Dealing with your accommodations:
Always demand a room on the top floor, and quickly establish yourself as the biggest problem in the joint (minor and even major problems mean nuthing to a total disaster!). If you are not the biggest problem on the premises, then you're probably up against a preexisting condition of considerable nastiness.
It is
wrong to purposely damage your room or anything in it. However, if management and staff are evil, or you realize that your room sits above violated burial grounds, then what you need is a project of untraceable origin to keep your mind clear of "bad things." (Note: Do not try this at home!)
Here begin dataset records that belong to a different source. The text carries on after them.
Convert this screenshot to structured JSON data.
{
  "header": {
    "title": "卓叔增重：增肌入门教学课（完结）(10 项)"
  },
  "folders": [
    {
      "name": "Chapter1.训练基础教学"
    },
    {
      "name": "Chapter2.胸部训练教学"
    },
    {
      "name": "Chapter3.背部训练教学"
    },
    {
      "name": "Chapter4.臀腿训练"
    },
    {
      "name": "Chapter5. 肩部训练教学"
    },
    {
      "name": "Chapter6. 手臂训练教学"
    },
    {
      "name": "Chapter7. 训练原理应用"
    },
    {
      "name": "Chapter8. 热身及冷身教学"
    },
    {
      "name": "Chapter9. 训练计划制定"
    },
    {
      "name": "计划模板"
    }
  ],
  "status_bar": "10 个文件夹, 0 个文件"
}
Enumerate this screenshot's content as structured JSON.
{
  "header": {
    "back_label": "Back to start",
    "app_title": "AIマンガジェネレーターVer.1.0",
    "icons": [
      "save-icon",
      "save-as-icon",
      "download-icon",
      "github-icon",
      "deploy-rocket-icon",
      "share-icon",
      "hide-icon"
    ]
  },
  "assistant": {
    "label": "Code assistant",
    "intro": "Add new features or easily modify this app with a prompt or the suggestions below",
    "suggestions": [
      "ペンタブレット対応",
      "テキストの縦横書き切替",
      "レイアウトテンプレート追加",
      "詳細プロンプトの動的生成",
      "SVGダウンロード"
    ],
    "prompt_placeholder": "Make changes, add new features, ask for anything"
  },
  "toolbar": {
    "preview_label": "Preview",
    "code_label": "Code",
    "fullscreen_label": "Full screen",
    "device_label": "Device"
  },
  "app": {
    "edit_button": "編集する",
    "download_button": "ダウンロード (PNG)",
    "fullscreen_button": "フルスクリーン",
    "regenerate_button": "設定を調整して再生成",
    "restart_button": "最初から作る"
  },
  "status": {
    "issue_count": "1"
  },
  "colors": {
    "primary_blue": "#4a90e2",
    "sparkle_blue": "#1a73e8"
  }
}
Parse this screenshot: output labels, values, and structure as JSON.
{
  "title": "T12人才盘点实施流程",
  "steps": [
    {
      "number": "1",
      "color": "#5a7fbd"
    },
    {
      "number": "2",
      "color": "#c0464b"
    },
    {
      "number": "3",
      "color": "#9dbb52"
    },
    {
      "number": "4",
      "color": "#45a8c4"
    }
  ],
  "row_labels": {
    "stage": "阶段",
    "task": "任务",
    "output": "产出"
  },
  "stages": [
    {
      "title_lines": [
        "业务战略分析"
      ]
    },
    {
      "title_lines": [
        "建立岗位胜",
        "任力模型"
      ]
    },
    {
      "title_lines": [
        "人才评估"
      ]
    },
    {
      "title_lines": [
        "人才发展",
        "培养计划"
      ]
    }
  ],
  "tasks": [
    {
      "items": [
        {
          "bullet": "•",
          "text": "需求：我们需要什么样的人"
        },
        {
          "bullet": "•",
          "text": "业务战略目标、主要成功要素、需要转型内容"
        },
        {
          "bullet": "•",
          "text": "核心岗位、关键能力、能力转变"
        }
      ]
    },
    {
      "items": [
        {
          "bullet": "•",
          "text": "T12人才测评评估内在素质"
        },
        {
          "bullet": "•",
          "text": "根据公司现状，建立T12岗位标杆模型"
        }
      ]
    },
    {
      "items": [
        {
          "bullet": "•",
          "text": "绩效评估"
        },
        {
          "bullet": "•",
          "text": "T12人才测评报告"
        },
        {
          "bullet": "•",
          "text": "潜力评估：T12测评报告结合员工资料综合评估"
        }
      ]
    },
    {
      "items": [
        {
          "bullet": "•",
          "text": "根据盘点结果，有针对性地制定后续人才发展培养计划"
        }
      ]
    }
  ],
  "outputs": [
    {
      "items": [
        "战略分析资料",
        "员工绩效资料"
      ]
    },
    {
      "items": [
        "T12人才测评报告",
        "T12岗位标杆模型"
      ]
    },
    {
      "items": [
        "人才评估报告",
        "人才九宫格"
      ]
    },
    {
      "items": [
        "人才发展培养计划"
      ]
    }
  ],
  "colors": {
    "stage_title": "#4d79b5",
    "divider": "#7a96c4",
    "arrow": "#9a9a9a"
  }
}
March to the market and pick up a zip-lock baggie and one whole, uncleaned fresh fish. Now, return to your room and place your uncleaned and securely zip-locked tight aquatic bomb behind the grill of the Time-Release Natural Disaster Storage Unit (a.k.a. the Heater Vent). Mother Nature will take over from here, as she proves that although Fishy may be quite
dead, he's still not quite done!. And sure enough, after a feverish week or so of super-natural gas-accelerated frenzy, the highly pressurized action becomes uncontainable in a dramatically explosive manner so sensorily devastating that even evil gets the hell out!
Of course,
you'll be long gone by that time, or at least you'd better be! It's checkout time, so haul ass!!